Rig counts are down across the country and across Kansas.

Baker Hughes reported 582 active rigs nationwide, down one gas rig from last week, with declines in Colorado, Oklahoma and Pennsylvania, and increases in West Virginia and New Mexico.

Independent Oil and Gas Service reports ten active rigs in eastern Kansas, down one, and 15 rigs west of Wichita, which is unchanged. The statewide total is down 17% from a month ago and 31% lower than a year ago.

Independent Oil and Gas Service reports six new well completions across the state last week, 907 so far this year, which is down 145 completions from a year ago.

Kansas regulators report two new drilling permits in Barton County out of five in western Kansas and 21 statewide. With 685 so far this year, the statewide total lags behind last year by 149 permits.

The U.S. added 1.8 million barrels of crude to the Strategic Petroleum Reserve, the biggest weekly increase since DOE began refilling the reserves. Our refills are $16 a barrel cheaper than the original sales price, for a profit of nearly $29 million in the last week, and over $246 million since April.
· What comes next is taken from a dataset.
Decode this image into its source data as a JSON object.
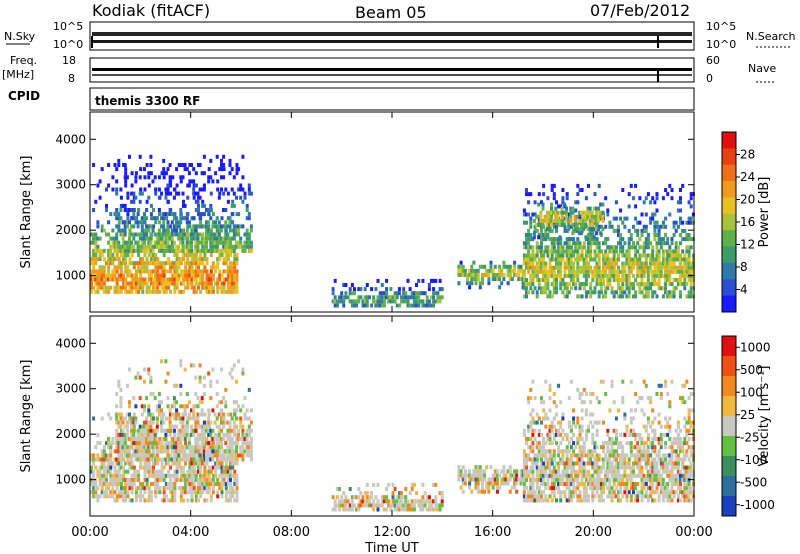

EIA says commercial stockpiles dropped 6.9 million barrels to just over 418 million, their lowest level in eleven months.

U.S. crude production held steady at 13.3 million barrels per day. The four-week average is up four percent from the same four weeks last year. Cumulative production so far this year is up nearly seven percent from a year ago.

The U.S. imports more crude than we export by about two million barrels per day. We export more petroleum products than we import by about 5.5 million barrels a day. Thus, we are a net petroleum exporter by just under 3.5 million barrels per day.

Crude exports averaged 3.7 million barrels a day. Four-week average crude exports are up nearly a million barrels a day over last year.  Petroleum product exports averaged 7.3 million barrels a day.

U.S. crude imports were down 768,000 daily barrels to 5.8 million last week. Over the last four weeks, crude imports averaged 6.3 million barrels a day, down eight percent from a year ago. Product imports averaged 1.8 million barrels a day.

U.S. operators produced nearly 2.4 billion barrels of crude oil in the first six months of the year. That's just over 13 million barrels a day. The tally in Kansas for January through June is 72,846 barrels per day. The government's monthly production report shows U.S. output rose to 13.2 million barrels per day in June, the latest data available. That's the second best monthly average this year. 

Production in the Sunflower State averaged 77,000 barrels a day in June. Output here rose two percent from May but was down slightly from June of last year. Operators in Texas pumped nearly 5.6 million barrels a day, or more than 42% of the national total.

Exxon Mobil recently joined with Pioneer Natural Resources in a $60 billion merger. Now they're selling off producing conventional wells in the Permian's Central Basin in what could be a billion dollar offering. According to Bloomberg, the value of mergers and acquisitions in the oil and gas sector this year has doubled to over $210 billion.